Что будет, если запихать человека в тело Чужого? А пёс его знает...

Стенка, здравствуй, вот и я!

Вован бросил в угол рабочий  инструмент – биту, и устало рухнул в кресло. В голове мужчины крутилась  только одна мысль: «Я. Ненавижу. Людей!»

Пронзительно заорал телефон – никакой попсы на вызове, обычный звонок. Тяжело, мучительно выдохнув,  Вован, валявшимся на столике ножом, перемазанным в сливочном масле,  подтянул смартфон поближе и ответил на вызов.

– Ну?

– Сыночек,  что же ты не звонишь? – беспокойно зажурчало в трубке. – Уже два месяца,  как заезжал домой, да и то, толком тогда не поговорили…

– Мать, чего тебе надо? – грубо ответил любящий сын. – Вываливай живее, а то я подыхаю от усталости. Бабла нет, и не проси.

–  Вовочка, как тебе не стыдно? Ты же со своей мамой разговариваешь, а  такое впечатление, словно с врагом… Не нужны мне твои деньги, я за  тебя переживаю…

– Ты на часы глядела? Шесть утра! Все, пока, –  нажал на отбой Вован и зло швырнул через всю комнату телефон.  Естественно, прибор не выдержал такого обращения. Встретившись со  стенкой, аппарат распрощался с этим миром, укоряющие мигнув на прощание треснувшим  экраном.
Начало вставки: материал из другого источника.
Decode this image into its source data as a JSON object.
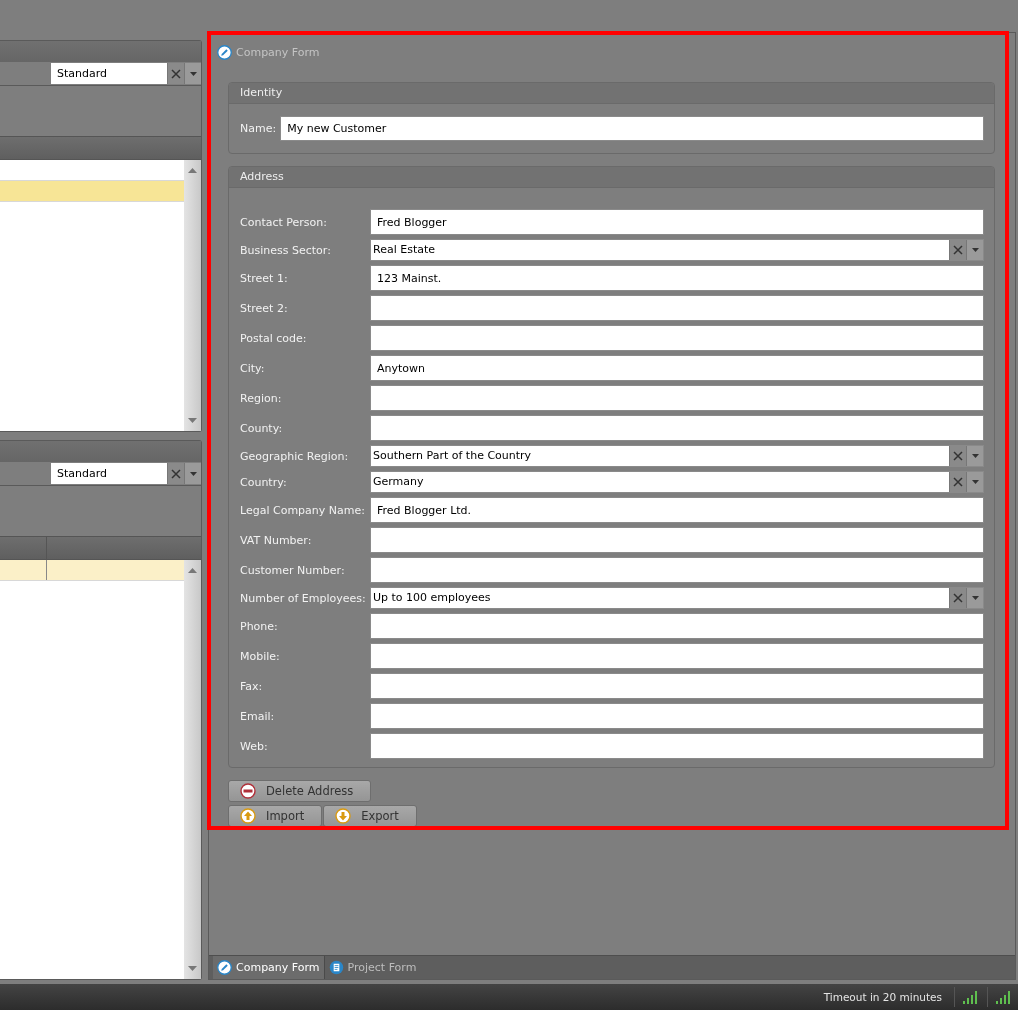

Сегодня Вован всю ночь занимался своими прямыми  обязанностями клубного вышибалы, то есть, вышибал. Намахавшись, что  молотобоец, он мечтал лишь об одном: выбросить куда-нибудь подальше и без  того отваливающиеся руки и тихо сдохнуть. А заодно никогда – никогда – никогда  не видеть человеческих рож. Не слышать человеческих голосов. И молчать. Вечно.

Звонок второго сотового – рабочего,  заставил Вована встрепенуться. Рывком вытащив раздражитель из нагрудного  кармана, он с ненавистью уставился на номер входящего вызова.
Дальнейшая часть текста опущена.